Denemekle yanılmak; çabalamakla öğrenmek arasında sonsuz bir hızla, eskiyerek geçen zamana büyümek diyoruz sanırım. Bazı duyguları elimizle koyduğumuz yerde ilk günkü coşkusuyla bulacağımızı zannediyoruz. Bu his, bir zamanlar diyerek başladığımız cümlelerin kapısını açınca, yaz sıcağında serinleten hafif bir esintiyle karşılaşacağımız sevinciyle ferahlıyoruz. Oysaki o kıymetli oluş halini, büyümeyi saran tuhaf zamanın karşısında eğildiğimizde büyüyen kamburun ağırlığını taşımaktan yoruluyoruz. Bir çocuk parkı gördüğümüzde anlık da olsa durup bakışımız, çocuk seslerinin karıştığı hayalî maviliğin, gökyüzünün altında bir an duraksayışımız, kalptekini yazan akıldakini yok sayan ilk gençliğe öykünmemiz içindeyken aheste, dışındayken telaşlı ânların karşılaşmasından ibaret. Bir zamanlar, olup bitenler yani yaşadıklarımız henüz bu kadar değilken, birikmemişken, göz açıp kapayana kadar dönen günlerin kaygısızlığında, çoğunlukla rüyaların alacasında büyürken, dünyaya uyanıyoruz.
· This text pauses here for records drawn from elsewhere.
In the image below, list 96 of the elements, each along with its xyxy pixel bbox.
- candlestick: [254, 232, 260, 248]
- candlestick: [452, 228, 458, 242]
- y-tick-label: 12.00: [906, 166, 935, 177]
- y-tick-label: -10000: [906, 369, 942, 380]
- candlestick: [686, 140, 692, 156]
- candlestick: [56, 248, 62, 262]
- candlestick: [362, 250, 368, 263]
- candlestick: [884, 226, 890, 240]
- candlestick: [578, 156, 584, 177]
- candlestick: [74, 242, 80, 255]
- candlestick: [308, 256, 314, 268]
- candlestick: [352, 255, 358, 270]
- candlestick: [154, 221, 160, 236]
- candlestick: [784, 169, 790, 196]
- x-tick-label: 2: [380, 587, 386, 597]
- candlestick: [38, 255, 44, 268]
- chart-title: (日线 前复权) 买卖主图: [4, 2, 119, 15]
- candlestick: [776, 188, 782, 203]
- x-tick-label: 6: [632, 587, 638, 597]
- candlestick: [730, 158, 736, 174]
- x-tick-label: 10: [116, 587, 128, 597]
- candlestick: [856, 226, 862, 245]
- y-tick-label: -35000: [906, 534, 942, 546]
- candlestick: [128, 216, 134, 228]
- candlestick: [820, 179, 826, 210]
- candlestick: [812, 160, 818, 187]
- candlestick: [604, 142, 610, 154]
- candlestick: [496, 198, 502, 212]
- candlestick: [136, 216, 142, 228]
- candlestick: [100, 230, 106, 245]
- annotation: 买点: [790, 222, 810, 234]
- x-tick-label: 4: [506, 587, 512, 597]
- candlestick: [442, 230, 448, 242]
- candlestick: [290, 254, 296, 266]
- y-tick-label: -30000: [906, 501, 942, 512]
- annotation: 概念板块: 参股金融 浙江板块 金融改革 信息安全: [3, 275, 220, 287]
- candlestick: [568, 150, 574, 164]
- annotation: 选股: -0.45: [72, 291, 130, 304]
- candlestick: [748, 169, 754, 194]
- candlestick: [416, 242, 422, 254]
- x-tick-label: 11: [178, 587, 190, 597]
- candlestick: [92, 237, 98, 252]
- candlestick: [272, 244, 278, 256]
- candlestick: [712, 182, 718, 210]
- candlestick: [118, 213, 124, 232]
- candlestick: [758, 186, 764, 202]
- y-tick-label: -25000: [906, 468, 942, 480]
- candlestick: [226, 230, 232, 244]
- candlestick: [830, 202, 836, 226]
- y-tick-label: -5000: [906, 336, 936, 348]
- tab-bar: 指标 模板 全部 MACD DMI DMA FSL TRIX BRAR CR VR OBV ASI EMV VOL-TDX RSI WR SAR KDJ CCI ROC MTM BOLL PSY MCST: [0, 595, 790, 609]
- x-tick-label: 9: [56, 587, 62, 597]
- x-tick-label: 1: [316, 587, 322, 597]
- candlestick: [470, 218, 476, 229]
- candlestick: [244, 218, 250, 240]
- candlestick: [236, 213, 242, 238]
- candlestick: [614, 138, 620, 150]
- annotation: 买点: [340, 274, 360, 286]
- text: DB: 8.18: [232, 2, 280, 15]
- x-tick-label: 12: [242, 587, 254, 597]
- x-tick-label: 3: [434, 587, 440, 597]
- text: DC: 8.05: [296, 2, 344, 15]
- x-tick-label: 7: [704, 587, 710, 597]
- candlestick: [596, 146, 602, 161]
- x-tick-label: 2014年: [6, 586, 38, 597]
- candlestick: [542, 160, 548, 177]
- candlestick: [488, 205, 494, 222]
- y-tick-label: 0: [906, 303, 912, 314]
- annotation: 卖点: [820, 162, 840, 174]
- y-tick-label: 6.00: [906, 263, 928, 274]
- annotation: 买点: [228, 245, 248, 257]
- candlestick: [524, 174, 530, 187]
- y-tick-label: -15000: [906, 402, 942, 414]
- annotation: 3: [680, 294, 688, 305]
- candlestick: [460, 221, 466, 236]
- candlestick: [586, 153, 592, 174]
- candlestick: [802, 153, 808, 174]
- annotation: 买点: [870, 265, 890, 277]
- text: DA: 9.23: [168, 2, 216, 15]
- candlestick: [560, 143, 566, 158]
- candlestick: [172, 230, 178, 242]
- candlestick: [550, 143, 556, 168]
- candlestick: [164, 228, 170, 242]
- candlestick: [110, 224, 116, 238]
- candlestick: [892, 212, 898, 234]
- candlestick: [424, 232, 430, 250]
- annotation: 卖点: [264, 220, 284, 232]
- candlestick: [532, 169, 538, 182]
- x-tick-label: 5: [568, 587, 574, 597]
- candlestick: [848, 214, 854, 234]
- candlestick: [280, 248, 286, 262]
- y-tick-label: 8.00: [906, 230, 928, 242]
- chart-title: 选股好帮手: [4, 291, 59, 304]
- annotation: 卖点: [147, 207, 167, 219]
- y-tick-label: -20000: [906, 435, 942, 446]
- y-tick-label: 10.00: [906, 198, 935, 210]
Ahmet Büke’nin yazdığı, Günışığı Kitaplığı’nın Köprü Kitaplar Serisinde yer alan Gökçe’nin Yolu geçtiğimiz günlerde yayınlandı. Büyürken dünyaya uyandığımız o yeri anlatan kitap, geniş ormanların uçsuz bucaksız derinliğine bu sefer farklı bir dünyayı saklıyor.
Ahmet Büke’nin öykülerini bilenler, takip edenler, onun öykülerindeki dünyaya, özellikle anlattığı kadınlara ve çocuklara zaten aşinalar. Hayatın küçük anlarını sadelikle anlamlı kılan; acıyla ironiyi umutla besleyen, büyüten öyküleriyle Ahmet Büke, bizim çok dikkat etmediğimiz nesneleri ve varlıkları görünür hale getiren, yaşatan, konuşturan, garipsediğimiz ne varsa olağan kılan bir yazar.
İçinde yaşadığımız, tanıdığımız dünya ile öykülerinde tanıştığımız, bizim bildiğimizi pek anımsatmayan (gözden kaçırdığımız) dünya, bir zamanlar olanlarla, şimdi yaşamakta olduklarımızı tanıştırıyor ve bir araya getiriyor.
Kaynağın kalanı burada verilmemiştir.